Step 3 is the similarity calculation and ranking, which is the last stage of the method. The main principle is cosine similarity calculation, which measures the cosine value of the included angle between two vectors, wherein the closer to 1 is the more similar the two vectors, and the closer to 0 is the less similar the two vectors. The specific method is that the cosine similarity is calculated between the feature vector of each lens of the video segment to be searched and the feature vector of each lens of the original video in the library, and the similarity score is calculated after the completion. If the most similar shots of different shots of the fragment to be detected belong to one original video, the similarity score of the original video is considered as the average value of the scores of the different shots. And finally, sequencing the similarity scores of the original videos in the library to obtain the original video with the highest similarity score. The original video is considered to be the complete video to which the video clip belongs, and the video retrieval is completed.

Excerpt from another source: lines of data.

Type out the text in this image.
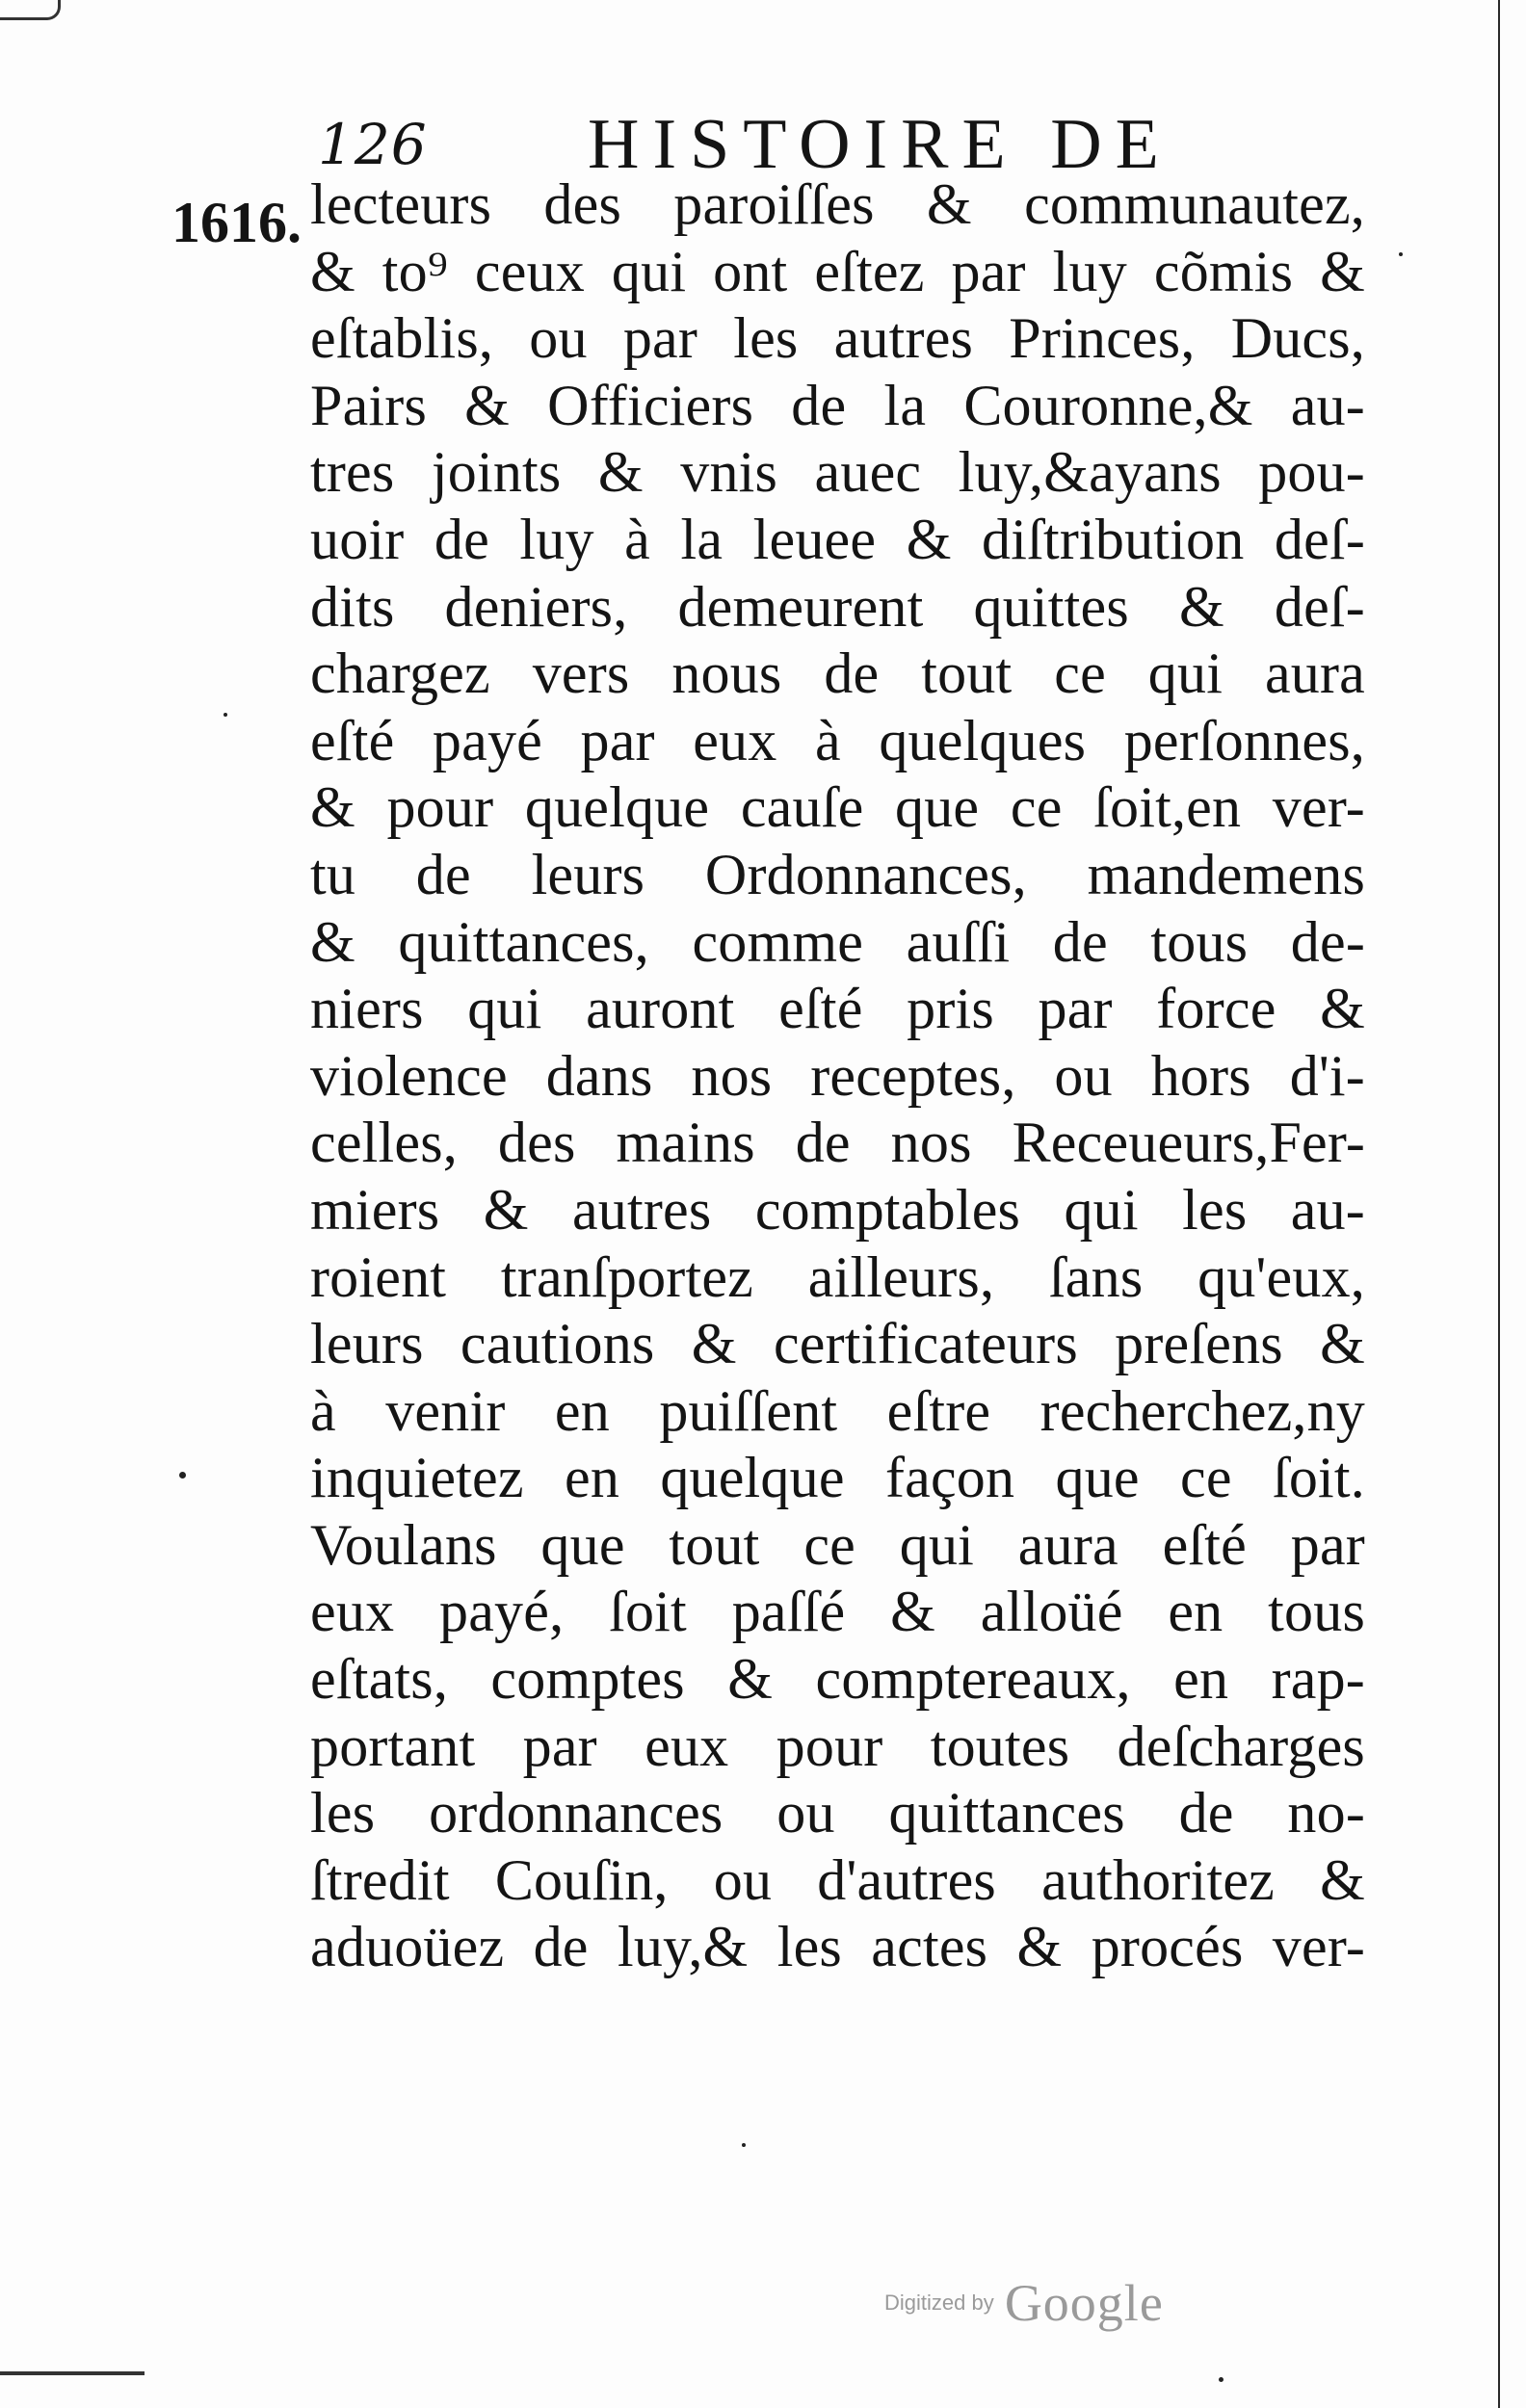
126 HISTOIRE DE
1616. lecteurs des paroiſſes & communautez,
& to⁹ ceux qui ont eſtez par luy cõmis &
eſtablis, ou par les autres Princes, Ducs,
Pairs & Officiers de la Couronne,& au-
tres joints & vnis auec luy,&ayans pou-
uoir de luy à la leuee & diſtribution deſ-
dits deniers, demeurent quittes & deſ-
chargez vers nous de tout ce qui aura
eſté payé par eux à quelques perſonnes,
& pour quelque cauſe que ce ſoit,en ver-
tu de leurs Ordonnances, mandemens
& quittances, comme auſſi de tous de-
niers qui auront eſté pris par force &
violence dans nos receptes, ou hors d'i-
celles, des mains de nos Receueurs,Fer-
miers & autres comptables qui les au-
roient tranſportez ailleurs, ſans qu'eux,
leurs cautions & certificateurs preſens &
à venir en puiſſent eſtre recherchez,ny
inquietez en quelque façon que ce ſoit.
Voulans que tout ce qui aura eſté par
eux payé, ſoit paſſé & alloüé en tous
eſtats, comptes & comptereaux, en rap-
portant par eux pour toutes deſcharges
les ordonnances ou quittances de no-
ſtredit Couſin, ou d'autres authoritez &
aduoüez de luy,& les actes & procés ver-
Digitized by Google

The present invention is not limited to the above-mentioned embodiments, and any person skilled in the art should, within the scope of the present invention, use the equivalent structures or equivalent processes disclosed in the present invention, or use the equivalent structures or equivalent processes directly or indirectly in other related technical fields, so that the present invention is easily contemplated to be modified or replaced.

Claims

1. The video retrieval method based on the lens characteristics is characterized by comprising the following steps of:

2. The method for searching video based on shot characteristics according to claim 1, wherein in the step 1 shot segmentation, an autoplot model is used to process an input video frame by frame, a probability that each frame is a shot boundary is output, a frame number of the shot boundary is determined according to a set threshold, and a correspondence of a video name-the shot boundary frame number is stored as an index file.

3. The video retrieval method based on shot characteristics according to claim 1, wherein the step 2 of feature extraction uses a mc3_18 model to perform feature extraction on input video shots, obtains the shot division condition of the video by reading a video name-shot boundary frame number index file, determines the number of frames of each shot to participate in calculation through num_frame parameter values, and performs feature extraction on shot by shot to obtain feature vectors of the shots.

4. The video retrieval method based on shot features according to claim 1, wherein the similarity calculated and sequenced in step 3 uses cosine similarity, the cosine similarity is calculated one by one between the shot feature vector of the video segment to be retrieved and the shot feature vector of the video in the library, and the similarity is sequenced to take the complete video with the most similar shot as the retrieval result.

5. The video retrieval method based on lens features according to claim 1, wherein videos in a retrieval range are required to be added into a video library for preprocessing, the processing method is the same as that of video clips to be retrieved, an index library of video name-lens feature vectors is generated as a result of processing, video retrieval is required to be performed after the generation of the index library is completed, and retrieval results are determined by comparing lens feature vectors of the video clips to be retrieved one by one in the index library.